Fine di un incubo: la Romagna non è solo la patria della piadina, del sangiovese e del ballo liscio. “Nella nostra terra unica al mondo sono nati ed hanno operato scienziati di valore assoluto”. Franco Gàbici non ha dubbi: laureato in fisica e direttore del Planetario e del Museo di Scienze Naturali di Ravenna, è autore, assieme al fisico Fabio Toscano, dell’eccellente volume “Scienziati di Romagna”, edito da Sironi. L’opera, nata dall’iniziativa dell’associazione “Nuova Civiltà delle Macchine” e della Fondazione della Cassa dei Risparmi di Forlì, è stata presentata lunedì 29 ottobre all’Hotel della Città di Forlì, nel corso della periodica riunione conviviale del Centro di cultura romagnola “E Racoz”.

“Questo libro – assicura l’assessore comunale Gabriele Zelli nell’introduzione alla serata – riesce finalmente a fare luce su un aspetto sinora sconosciuto: il cospicuo numero di intellettuali romagnoli, che, a partire dal XIII secolo, si sono distinti in campo scientifico, elaborando teorie che, in taluni casi, hanno veramente inciso sulla dinamica del sapere, italiano e mondiale”.

Fabio Toscano parte dal presupposto di fondo del lavoro svolto: il volume è un mosaico biografico della scienza romagnola, esposta tra l’altro in mondo facilmente leggibile e divulgativo. A ciò aggiungasi pure l’assunto, mai troppo considerato, che pure gli scienziati, e dunque anche le “menti” romagnole”, hanno un’anima. “La scienza non è quella materia spersonalizzata e fredda che impariamo a scuola, ma vive delle emozioni e dei sentimenti dei suoi protagonisti”.

Dopo una carrellata di trenta grandi romagnoli, il libro offre un dizionario biografico con numerosi altri scienziati minori. Nel corso della serata, a mo di esempio, sono stati estrapolati una decina di romagnoli descritti nell’opera, fra cui anche numerosi forlivesi.

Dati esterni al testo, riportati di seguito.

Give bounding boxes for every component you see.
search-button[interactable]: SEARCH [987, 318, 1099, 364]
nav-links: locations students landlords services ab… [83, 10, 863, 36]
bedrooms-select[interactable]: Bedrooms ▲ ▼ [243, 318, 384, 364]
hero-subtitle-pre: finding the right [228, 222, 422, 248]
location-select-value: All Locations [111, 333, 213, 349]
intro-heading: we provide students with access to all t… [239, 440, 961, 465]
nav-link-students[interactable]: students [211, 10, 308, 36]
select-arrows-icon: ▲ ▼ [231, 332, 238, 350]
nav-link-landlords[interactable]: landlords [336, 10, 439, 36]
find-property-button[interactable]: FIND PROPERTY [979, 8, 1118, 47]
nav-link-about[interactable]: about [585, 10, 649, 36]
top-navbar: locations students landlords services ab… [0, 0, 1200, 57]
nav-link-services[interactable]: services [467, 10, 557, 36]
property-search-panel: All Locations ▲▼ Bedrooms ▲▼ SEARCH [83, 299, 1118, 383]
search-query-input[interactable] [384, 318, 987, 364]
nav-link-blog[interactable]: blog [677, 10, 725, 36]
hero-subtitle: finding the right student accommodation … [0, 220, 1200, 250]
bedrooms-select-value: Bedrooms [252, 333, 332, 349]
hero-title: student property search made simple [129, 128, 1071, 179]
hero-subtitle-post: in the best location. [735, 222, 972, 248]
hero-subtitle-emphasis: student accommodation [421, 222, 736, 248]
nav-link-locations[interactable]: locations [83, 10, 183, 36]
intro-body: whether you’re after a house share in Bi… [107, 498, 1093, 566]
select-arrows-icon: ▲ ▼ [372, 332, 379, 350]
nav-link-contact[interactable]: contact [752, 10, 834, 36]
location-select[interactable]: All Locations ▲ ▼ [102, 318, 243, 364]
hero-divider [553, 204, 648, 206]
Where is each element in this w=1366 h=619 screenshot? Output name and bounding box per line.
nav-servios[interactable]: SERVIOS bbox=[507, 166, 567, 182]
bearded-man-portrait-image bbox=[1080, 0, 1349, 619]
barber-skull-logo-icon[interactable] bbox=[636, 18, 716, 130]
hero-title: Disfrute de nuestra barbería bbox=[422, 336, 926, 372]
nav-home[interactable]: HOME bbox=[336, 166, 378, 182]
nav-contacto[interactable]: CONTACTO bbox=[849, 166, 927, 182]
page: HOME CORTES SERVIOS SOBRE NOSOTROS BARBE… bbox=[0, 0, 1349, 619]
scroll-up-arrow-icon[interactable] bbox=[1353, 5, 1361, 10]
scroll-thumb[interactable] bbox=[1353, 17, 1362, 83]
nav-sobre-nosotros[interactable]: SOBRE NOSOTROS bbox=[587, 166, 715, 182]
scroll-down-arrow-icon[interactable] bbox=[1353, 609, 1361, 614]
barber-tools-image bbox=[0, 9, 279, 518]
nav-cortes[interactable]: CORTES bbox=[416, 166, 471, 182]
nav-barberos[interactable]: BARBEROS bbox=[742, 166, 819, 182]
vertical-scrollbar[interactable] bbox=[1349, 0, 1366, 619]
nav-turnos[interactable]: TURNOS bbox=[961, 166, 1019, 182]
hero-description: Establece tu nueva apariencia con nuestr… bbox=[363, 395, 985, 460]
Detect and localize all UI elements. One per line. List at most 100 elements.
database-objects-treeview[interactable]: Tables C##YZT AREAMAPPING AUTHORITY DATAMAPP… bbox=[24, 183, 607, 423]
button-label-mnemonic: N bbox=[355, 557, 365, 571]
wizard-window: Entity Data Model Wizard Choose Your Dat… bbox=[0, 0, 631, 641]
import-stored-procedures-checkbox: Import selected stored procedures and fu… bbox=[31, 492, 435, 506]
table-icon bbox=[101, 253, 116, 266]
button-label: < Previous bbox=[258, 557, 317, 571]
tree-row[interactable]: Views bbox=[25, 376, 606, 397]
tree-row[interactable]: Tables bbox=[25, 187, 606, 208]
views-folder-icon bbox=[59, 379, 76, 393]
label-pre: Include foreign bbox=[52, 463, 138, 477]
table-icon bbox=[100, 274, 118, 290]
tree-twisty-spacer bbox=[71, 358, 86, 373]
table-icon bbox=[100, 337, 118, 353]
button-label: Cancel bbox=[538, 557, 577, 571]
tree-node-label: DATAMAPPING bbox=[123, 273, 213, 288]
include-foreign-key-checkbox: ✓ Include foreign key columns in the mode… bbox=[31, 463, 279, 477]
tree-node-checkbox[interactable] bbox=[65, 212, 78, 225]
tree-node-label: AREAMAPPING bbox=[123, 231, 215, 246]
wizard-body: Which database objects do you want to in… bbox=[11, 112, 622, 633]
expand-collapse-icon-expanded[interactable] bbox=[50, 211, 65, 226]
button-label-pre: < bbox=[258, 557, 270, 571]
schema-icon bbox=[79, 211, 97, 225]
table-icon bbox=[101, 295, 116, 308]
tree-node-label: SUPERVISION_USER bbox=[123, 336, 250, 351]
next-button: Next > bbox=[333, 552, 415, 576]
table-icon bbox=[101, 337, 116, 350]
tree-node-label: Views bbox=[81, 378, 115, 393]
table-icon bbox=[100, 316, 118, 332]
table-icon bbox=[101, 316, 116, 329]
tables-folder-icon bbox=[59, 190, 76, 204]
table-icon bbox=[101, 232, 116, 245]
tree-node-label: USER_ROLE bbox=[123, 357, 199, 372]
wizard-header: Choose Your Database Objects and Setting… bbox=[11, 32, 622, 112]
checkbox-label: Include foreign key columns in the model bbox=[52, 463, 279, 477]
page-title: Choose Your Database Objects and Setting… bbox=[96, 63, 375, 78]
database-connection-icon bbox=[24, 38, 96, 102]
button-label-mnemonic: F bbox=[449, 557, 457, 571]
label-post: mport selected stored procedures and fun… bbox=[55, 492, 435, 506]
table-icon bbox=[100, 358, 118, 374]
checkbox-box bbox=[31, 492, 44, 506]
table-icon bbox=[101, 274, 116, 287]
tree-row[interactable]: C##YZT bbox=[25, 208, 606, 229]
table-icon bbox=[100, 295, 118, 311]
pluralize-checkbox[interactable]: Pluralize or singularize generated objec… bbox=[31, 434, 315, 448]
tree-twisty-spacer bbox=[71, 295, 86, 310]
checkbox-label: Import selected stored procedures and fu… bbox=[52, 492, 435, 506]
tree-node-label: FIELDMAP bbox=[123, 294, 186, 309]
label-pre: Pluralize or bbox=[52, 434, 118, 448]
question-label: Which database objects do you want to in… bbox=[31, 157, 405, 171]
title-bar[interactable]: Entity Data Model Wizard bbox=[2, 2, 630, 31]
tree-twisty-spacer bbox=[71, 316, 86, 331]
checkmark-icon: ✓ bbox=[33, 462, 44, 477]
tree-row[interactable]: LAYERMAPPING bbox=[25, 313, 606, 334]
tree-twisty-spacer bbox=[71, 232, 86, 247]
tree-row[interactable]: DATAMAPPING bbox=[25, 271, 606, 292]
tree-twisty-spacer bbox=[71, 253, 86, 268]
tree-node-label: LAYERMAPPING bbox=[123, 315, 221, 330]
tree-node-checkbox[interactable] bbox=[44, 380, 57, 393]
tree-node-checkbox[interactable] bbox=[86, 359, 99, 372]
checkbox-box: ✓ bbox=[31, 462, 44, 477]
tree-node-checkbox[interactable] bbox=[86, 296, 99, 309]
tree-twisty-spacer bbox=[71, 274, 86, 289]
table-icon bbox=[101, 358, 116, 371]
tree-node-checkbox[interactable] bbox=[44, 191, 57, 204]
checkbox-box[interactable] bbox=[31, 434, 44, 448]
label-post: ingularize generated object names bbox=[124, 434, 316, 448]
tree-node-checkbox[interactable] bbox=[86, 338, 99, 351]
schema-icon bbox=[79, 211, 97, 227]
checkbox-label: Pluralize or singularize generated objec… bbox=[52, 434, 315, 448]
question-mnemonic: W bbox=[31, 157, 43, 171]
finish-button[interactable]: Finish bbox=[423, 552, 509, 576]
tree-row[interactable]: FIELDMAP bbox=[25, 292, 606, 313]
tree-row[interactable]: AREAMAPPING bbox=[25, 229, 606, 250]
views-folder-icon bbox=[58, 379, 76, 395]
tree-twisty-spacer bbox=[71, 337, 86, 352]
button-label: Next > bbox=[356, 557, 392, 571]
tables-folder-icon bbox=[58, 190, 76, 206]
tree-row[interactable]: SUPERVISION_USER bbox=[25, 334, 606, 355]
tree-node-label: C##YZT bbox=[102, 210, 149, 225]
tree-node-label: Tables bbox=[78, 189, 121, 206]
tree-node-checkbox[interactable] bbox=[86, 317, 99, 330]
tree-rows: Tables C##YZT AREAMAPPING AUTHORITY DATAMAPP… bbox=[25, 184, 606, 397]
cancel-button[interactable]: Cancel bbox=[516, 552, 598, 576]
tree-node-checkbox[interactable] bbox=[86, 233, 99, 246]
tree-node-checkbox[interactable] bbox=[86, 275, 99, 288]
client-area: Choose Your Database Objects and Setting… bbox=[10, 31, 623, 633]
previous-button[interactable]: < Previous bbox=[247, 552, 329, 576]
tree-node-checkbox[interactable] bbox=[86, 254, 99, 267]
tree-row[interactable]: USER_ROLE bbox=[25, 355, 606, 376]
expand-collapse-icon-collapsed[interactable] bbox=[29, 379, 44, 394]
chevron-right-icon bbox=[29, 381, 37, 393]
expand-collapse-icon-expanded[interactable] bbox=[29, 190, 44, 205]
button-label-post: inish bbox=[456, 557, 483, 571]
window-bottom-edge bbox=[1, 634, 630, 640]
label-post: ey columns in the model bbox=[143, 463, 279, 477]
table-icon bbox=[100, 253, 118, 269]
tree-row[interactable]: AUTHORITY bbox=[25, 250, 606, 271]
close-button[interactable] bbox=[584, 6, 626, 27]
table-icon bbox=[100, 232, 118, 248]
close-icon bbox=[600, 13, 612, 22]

Due figure in particolare hanno destato l’attenzione del “Racoz”: Cornelia Fabbri, l’unica studiosa trattata – fu la prima donna italiana a laurearsi in fisica - e il bistrattato Gregorio Ricci Curbastro. “Questo lughese – racconta Toscano – agli inizi del ‘900 elaborò un procedimento matematico rivoluzionario, il calcolo sensoriale, che non fu però accettato né capito”. Un certo Albert Einstein, vent’anni dopo, intuì la celeberrima teoria della relatività, senza però riuscire a dimostrarla. Dopo almeno un anno di stallo, qualcuno del suo entourage gli procura il sistema di calcolo di un “carneade” lughese caduto nel dimenticatoio: tempo tre anni, e il geniale scienziato rivelerà al mondo la sua straordinaria scoperta, tuttora insuperata. Il gran finale, condotto da Gàbici, ha riportato alla ribalta un altro grande istrione della scienza nostrana: Raffaele Bendandi. Nato e vissuto a Faenza, autodidatta, studiò geologia, sismologia e astronomia. Nel 1920 formulò la celeberrima teoria in grado di interpretare e prevedere i terremoti. Nel 1924 salì alla ribalta internazionale per aver previsto un sisma realmente avvenuto nelle Marche.